The Man Behind the Computer Monitor

The Man Behind the Computer Monitor

After “attending” both LegalTech New York 2010 and Virtual LegalTech 2010, I couldn’t help but wonder about the importance of face time in an industry that has so little…face time. In the legal technology industry, training sessions are completed through Web demos. Meetings are conducted through conference calls. Files are exchanged virtually through electronic pathways to computers where processing and uploading seem to happen autonomously. The common forum for communication is email and phone “conversations” often consist of phone tag between parties over voicemail messages.  Even contracts are often signed and digitally faxed between parties. Surely, this would have our hand-shaking forefathers shuddering in their graves.

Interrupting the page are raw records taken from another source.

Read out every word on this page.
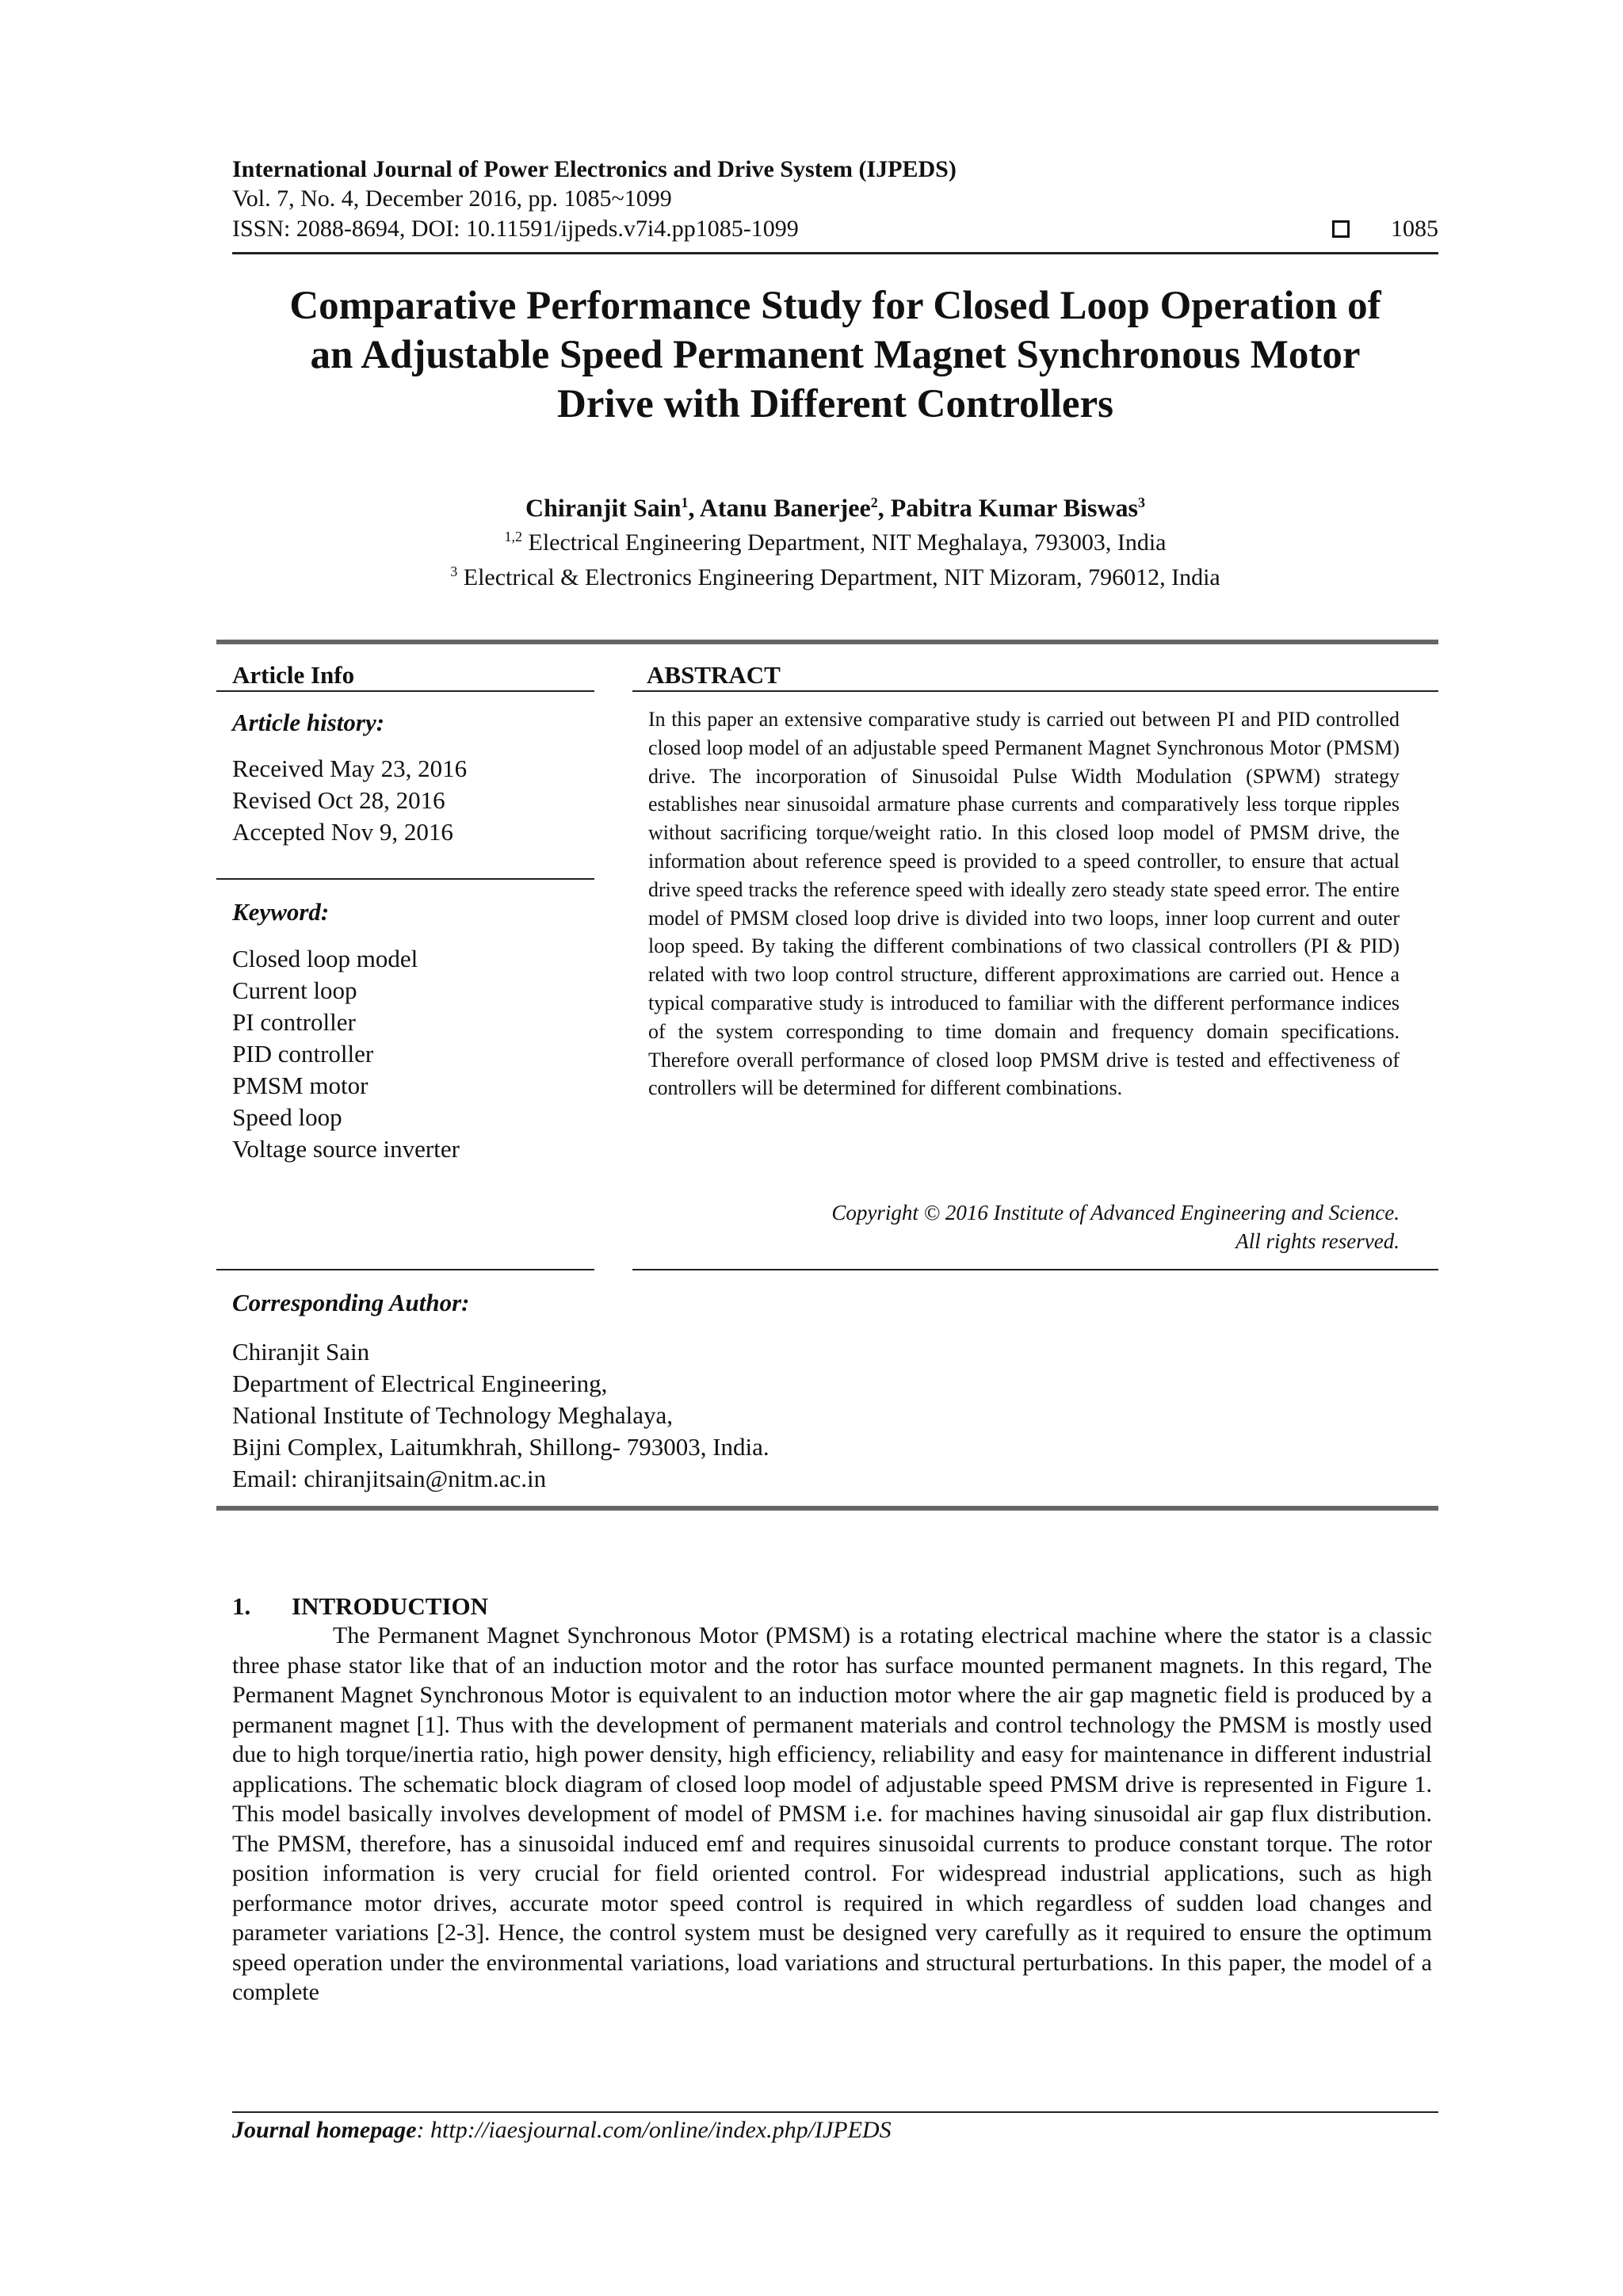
International Journal of Power Electronics and Drive System (IJPEDS)
Vol. 7, No. 4, December 2016, pp. 1085~1099
ISSN: 2088-8694, DOI: 10.11591/ijpeds.v7i4.pp1085-1099	1085
Comparative Performance Study for Closed Loop Operation of
an Adjustable Speed Permanent Magnet Synchronous Motor
Drive with Different Controllers
Chiranjit Sain$^1$, Atanu Banerjee$^2$, Pabitra Kumar Biswas$^3$
$^{1,2}$ Electrical Engineering Department, NIT Meghalaya, 793003, India
$^3$ Electrical & Electronics Engineering Department, NIT Mizoram, 796012, India
Article Info
Article history:
Received May 23, 2016
Revised Oct 28, 2016
Accepted Nov 9, 2016
Keyword:
Closed loop model
Current loop
PI controller
PID controller
PMSM motor
Speed loop
Voltage source inverter
ABSTRACT
In this paper an extensive comparative study is carried out between PI and PID controlled closed loop model of an adjustable speed Permanent Magnet Synchronous Motor (PMSM) drive. The incorporation of Sinusoidal Pulse Width Modulation (SPWM) strategy establishes near sinusoidal armature phase currents and comparatively less torque ripples without sacrificing torque/weight ratio. In this closed loop model of PMSM drive, the information about reference speed is provided to a speed controller, to ensure that actual drive speed tracks the reference speed with ideally zero steady state speed error. The entire model of PMSM closed loop drive is divided into two loops, inner loop current and outer loop speed. By taking the different combinations of two classical controllers (PI & PID) related with two loop control structure, different approximations are carried out. Hence a typical comparative study is introduced to familiar with the different performance indices of the system corresponding to time domain and frequency domain specifications. Therefore overall performance of closed loop PMSM drive is tested and effectiveness of controllers will be determined for different combinations.
Copyright © 2016 Institute of Advanced Engineering and Science.
All rights reserved.
Corresponding Author:
Chiranjit Sain
Department of Electrical Engineering,
National Institute of Technology Meghalaya,
Bijni Complex, Laitumkhrah, Shillong- 793003, India.
Email: chiranjitsain@nitm.ac.in
1. INTRODUCTION
The Permanent Magnet Synchronous Motor (PMSM) is a rotating electrical machine where the stator is a classic three phase stator like that of an induction motor and the rotor has surface mounted permanent magnets. In this regard, The Permanent Magnet Synchronous Motor is equivalent to an induction motor where the air gap magnetic field is produced by a permanent magnet [1]. Thus with the development of permanent materials and control technology the PMSM is mostly used due to high torque/inertia ratio, high power density, high efficiency, reliability and easy for maintenance in different industrial applications. The schematic block diagram of closed loop model of adjustable speed PMSM drive is represented in Figure 1. This model basically involves development of model of PMSM i.e. for machines having sinusoidal air gap flux distribution. The PMSM, therefore, has a sinusoidal induced emf and requires sinusoidal currents to produce constant torque. The rotor position information is very crucial for field oriented control. For widespread industrial applications, such as high performance motor drives, accurate motor speed control is required in which regardless of sudden load changes and parameter variations [2-3]. Hence, the control system must be designed very carefully as it required to ensure the optimum speed operation under the environmental variations, load variations and structural perturbations. In this paper, the model of a complete
Journal homepage: http://iaesjournal.com/online/index.php/IJPEDS
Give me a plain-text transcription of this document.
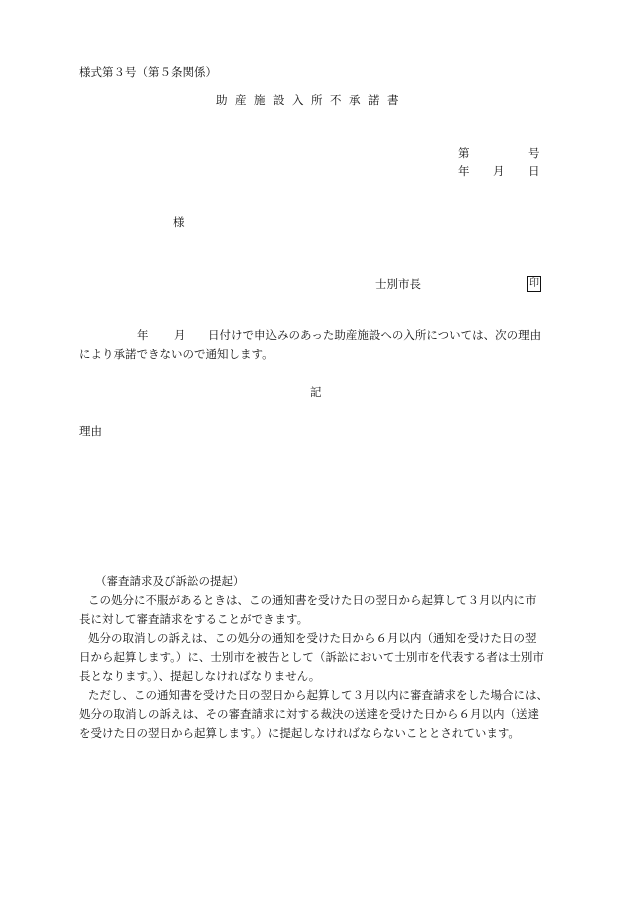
様式第３号（第５条関係）
助産施設入所不承諾書
第	号
年 月 日
様
士別市長	印
年 月 日付けで申込みのあった助産施設への入所については、次の理由
により承諾できないので通知します。
記
理由
（審査請求及び訴訟の提起）
この処分に不服があるときは、この通知書を受けた日の翌日から起算して３月以内に市
長に対して審査請求をすることができます。
処分の取消しの訴えは、この処分の通知を受けた日から６月以内（通知を受けた日の翌
日から起算します。）に、士別市を被告として（訴訟において士別市を代表する者は士別市
長となります。）、提起しなければなりません。
ただし、この通知書を受けた日の翌日から起算して３月以内に審査請求をした場合には、
処分の取消しの訴えは、その審査請求に対する裁決の送達を受けた日から６月以内（送達
を受けた日の翌日から起算します。）に提起しなければならないこととされています。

Although face time is important in building trust at the beginning of a business relationship, perhaps as the legal industry and business trend towards digital communication, we need to rethink our definition of relationships. After countless emails, personalities begin to emerge from the faceless, typed-written words and a connection forms between the reader and writer. Each person has his/her own style of writing—some short and sweet, some funny.  Emotions can be read—from frantic (near production time) to elated (when tracking numbers are exchanged). The receiver eventually knows what to expect from the sender when an email arrives. After personalities emerge through the digital barrier, handshaking and eye contact seem of little importance. Perhaps we can form virtual relationships that are comprised of something more than gigabytes. Perhaps these relationships are of a different kind. Like cloud computing, we are able to form cloud relationships in our minds, via digital communication.

Though, dictophiles needn’t worry. Even as technology progresses and relationships change, we will never be completely independent of face-to-face contact. After all, at the end of the day, when the phone goes straight to voicemail and your inbox is empty, all you can do is power down the computer and have a little face time (That is, if the “end of the day” ever arrives…).